Wanneer een aanvrager van een (bouw)vergunning doelbewust een perceel koopt waarvan wordt verwacht dat er een archeologische vindplaats in de bodem zit (kan bijvoorbeeld blijken uit het bestemmingsplan), neemt hij doelbewust het risico dat er een archeologische vindplaats moet worden beschermd of opgegraven. Vanwege deze voorzienbaarheid is er geen recht op een bijdrage.
Alleen in die gevallen dat een aanvrager van een (bouw)vergunning geen keus heeft en wel moet bouwen in een gebied van archeologische waarde en wanneer hij geen maatregelen kan treffen om archeologische vindplaatsen in de bodem te ontzien komt hij in aanmerking voor een bijdrage voor excessieve opgravingskosten.
De regeling bevat een drempelbedrag. Pas wanneer de opgravingskosten meer bedragen dan 5% van de totale bouwkosten komt de aanvrager in aanmerking voor een bijdrage voor excessieve opgravingskosten. Zie ook artikel 7 waarin wordt bepaald dat de aanvrager een eigen bijdrage verschuldigd is van 5% van de totale bouwkosten.
De bijdrage wordt schriftelijk aangevraagd. In artikel 3 staan de gegevens en bescheiden genoemd die bij de aanvraag moeten worden overlegd.
Uit lid 2 van dit artikel blijkt dat er een eindafrekening van de kosten van de opgraving en de totale bouwkosten moet worden overlegd. Dit betekent dat er pas na de voltooiing van het bouwplan kan worden beschikt op de aanvraag voor een bijdrage in de excessieve opgravingskosten op basis van deze regeling. De opgravingskosten zullen derhalve door de aanvrager zelf vooraf moeten worden betaald.
Dit artikel is een nadere uitwerking van artikel 4:5 van de Algemene wet bestuursrecht. Een aanvrager wordt in de gelegenheid gesteld om een verzuim bij de aanvraag (zie artikel 3) binnen vier weken, na melding hiervan door de gemeente, aan te vullen.
Dit artikel noemt de weigeringsgronden en vormt samen met artikel 2 de basis van deze regeling.
Het college stelt per aanvraag de bijdrage excessieve opgravingskosten vast. Gelet op artikel 3, kan de aanvraag pas worden ingediend indien het bouwplan is uitgevoerd en er inzicht is in de totale bouwkosten en de opgravingskosten.
De aanvrager is een eigen bijdrage verschuldigd bij de opgravingskosten. Deze eigen bijdrage bedraagt 5% van de totale bouwkosten. Deze regeling is opgenomen om nog enigszins recht te doen aan het uitgangspunt dat de verstoorder van de grond een eigen verantwoordelijkheid heeft (de verstoorder betaalt).

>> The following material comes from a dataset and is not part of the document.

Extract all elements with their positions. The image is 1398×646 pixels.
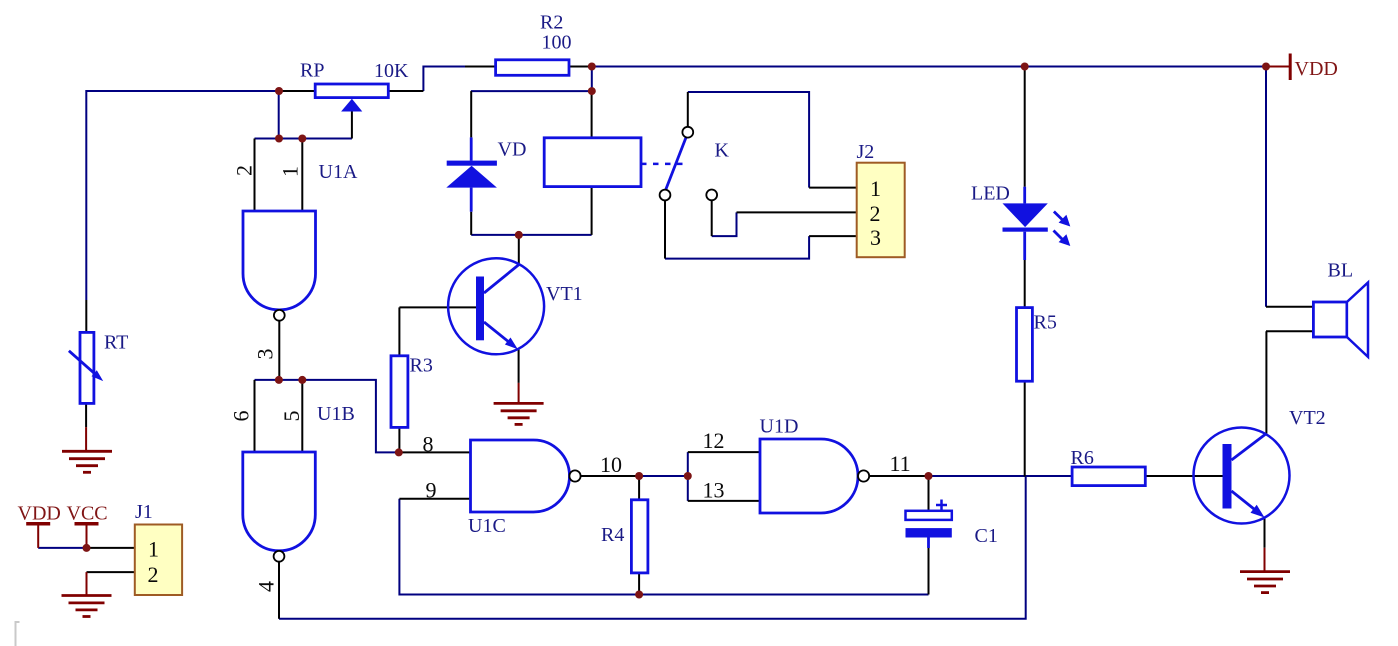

De uitbetaling vindt plaats nadat de beschikking bijdrage excessieve opgravingskosten onherroepelijk is geworden. De aanvrager zal de opgravingskosten dus vooraf moeten betalen.
Het is denkbaar dat in uitzonderlijke situaties de toepassing van deze regeling tot onbillijke situaties leidt. In dergelijke gevallen kan het college afwijken van deze regeling.